Two Sundays ago my partner and I hosted a Sunday afternoon musical/social at our home on Twin Valley Rd. in Middleton Wisconsin.  I decided to record two of the pieces I played that I have not yet put on YouTube.  In this post I pass on the Brahms Romance,  as well as the program and program notes for that afternoon.




F.  Chopin
 Nocturne Op. 27 no. 2  
Prelude Op. 28 no. 17
Polonaise Op. 26 no. 1

E. Grieg
 Lyric Pieces
Op. 43, no. 5 Erotic Piece 
Op. 47, no. 5 Melancholy 
Op. 54, no. 4,  Notturno  

J. Brahms
 Capriccio, Op. 76 no. 8
Romanze, Op. 118 no. 5
Intermezzo Op. 119 no. 3

C. Debussy
Reverie
Minuette from Suite Bergmanesque
Valse Romantique 


The music this afternoon is a brisk tour of  four 19th century composers,  Chopin, Brahms, Grieg, and Debussy, playing  three short pieces composed by each.  Each of these romantic pieces has rich emotional content. 

I'll start with Chopin, born in 1810, died in 1849. He  was a child prodigy and a child of privilege. When he was 21, he was traveling to Paris at the time of the 1831 polish uprising which was suppressed by Russian troops. He stayed in Paris.  He was praised by Robert Schumann and befriended by the Rothschild banking family. He knew Franz Liszt, and  in 1836, about a year after he had written the Nocturne and Polonaise I'm playing, and a year before the Prelude,  he met George Sand at a party given by Franz Liszt's mistress.  He was with Sand from 1837 to 1847,  and died at age 39 .  The bulk of his music, virtually all for piano, was written in the 1830s. 

Next,  I jump ahead to Edvard Grieg (1843 to 1907)  to do three of his lyric pieces, composed in 1886 to 1891.  These lyric pieces were among his most popular works, each trying to elicit a specific mood or emotion,  obvious from their titles.  He knew and was influenced by Franz Liszt, who praised these pieces.     

Then back to Brahms, 1833 to 1897, who also knew Liszt and considered him a great pianist.  However, Brahms led a crusade against what he considered some of the wilder excesses of Wagner and Liszt,  and in 1860 wrote a manifesto against them  in what is called the war of the romantics.   The Capriccio I'm going to do was composed in 1878, at the height of his popularity.  In 1890, when he was 57,  Brahms resolved to give up composing, but could not, and a number of masterpieces followed.

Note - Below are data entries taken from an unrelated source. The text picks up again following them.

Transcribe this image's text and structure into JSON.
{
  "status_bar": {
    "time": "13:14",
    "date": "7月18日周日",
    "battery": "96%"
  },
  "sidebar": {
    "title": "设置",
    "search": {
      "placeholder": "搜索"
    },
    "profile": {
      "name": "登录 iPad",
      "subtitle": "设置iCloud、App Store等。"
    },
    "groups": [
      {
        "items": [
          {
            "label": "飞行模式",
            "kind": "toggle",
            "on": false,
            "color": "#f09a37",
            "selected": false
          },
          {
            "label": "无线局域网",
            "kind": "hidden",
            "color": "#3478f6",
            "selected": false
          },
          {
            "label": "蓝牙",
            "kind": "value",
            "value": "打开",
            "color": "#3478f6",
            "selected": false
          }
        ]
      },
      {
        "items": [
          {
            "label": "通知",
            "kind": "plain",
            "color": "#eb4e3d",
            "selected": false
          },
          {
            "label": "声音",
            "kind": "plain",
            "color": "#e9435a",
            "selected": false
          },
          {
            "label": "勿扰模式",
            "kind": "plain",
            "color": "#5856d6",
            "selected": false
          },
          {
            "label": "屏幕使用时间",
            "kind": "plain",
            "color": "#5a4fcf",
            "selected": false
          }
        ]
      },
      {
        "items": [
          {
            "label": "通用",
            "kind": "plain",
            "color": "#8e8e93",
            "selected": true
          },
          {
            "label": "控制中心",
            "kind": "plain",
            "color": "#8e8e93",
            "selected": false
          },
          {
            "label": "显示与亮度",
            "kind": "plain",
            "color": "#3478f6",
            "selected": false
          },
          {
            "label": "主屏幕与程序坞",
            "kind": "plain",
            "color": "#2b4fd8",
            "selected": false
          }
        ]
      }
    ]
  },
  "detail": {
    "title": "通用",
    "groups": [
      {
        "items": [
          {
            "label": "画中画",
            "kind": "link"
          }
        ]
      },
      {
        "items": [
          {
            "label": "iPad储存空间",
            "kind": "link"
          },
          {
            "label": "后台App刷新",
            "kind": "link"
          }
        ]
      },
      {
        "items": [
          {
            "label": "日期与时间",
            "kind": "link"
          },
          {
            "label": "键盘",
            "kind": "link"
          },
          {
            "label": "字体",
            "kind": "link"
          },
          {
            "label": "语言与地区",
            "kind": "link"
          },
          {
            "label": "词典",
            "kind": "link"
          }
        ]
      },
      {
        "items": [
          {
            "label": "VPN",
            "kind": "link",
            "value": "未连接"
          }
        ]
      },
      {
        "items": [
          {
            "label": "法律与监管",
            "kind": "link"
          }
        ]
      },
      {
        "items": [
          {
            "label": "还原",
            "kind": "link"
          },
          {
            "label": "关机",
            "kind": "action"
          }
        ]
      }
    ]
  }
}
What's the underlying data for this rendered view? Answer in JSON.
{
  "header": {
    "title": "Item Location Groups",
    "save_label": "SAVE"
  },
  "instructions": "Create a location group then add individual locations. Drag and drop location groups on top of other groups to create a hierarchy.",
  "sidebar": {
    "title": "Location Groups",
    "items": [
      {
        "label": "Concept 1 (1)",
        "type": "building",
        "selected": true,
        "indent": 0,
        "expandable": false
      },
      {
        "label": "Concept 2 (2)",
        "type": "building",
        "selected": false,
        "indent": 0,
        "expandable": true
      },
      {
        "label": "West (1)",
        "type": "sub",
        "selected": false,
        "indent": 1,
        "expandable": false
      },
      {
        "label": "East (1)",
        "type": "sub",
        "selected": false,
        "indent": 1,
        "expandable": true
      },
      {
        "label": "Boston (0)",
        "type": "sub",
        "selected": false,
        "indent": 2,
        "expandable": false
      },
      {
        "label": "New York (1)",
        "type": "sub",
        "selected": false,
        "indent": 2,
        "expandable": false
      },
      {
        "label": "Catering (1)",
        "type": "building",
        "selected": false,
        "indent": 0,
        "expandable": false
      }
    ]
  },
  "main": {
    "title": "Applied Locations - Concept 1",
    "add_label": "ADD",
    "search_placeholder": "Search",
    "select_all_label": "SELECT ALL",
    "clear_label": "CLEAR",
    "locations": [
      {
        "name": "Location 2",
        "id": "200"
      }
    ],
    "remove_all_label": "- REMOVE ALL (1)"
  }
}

The Romanze and Intermezzo I'm going to play were composed in 1893. 

The Debussy pieces I'm going to do are selections of  his early work,  written in this period,  around 1890.  Debussy was influenced by Cesar Franck, Wagner, and Massenet, and in this early period was developing his own musical language independent of their styles.  The minuet is like an impressionistic baroque dance,  and the reverie and valse romantique have very sonorous halo effects that foreshadow the more mature Debussy works between 1900 and 1915.    Debussy lived from 1862 to 1918. 

1 comment:

  1. Thanks! Also for the program notes.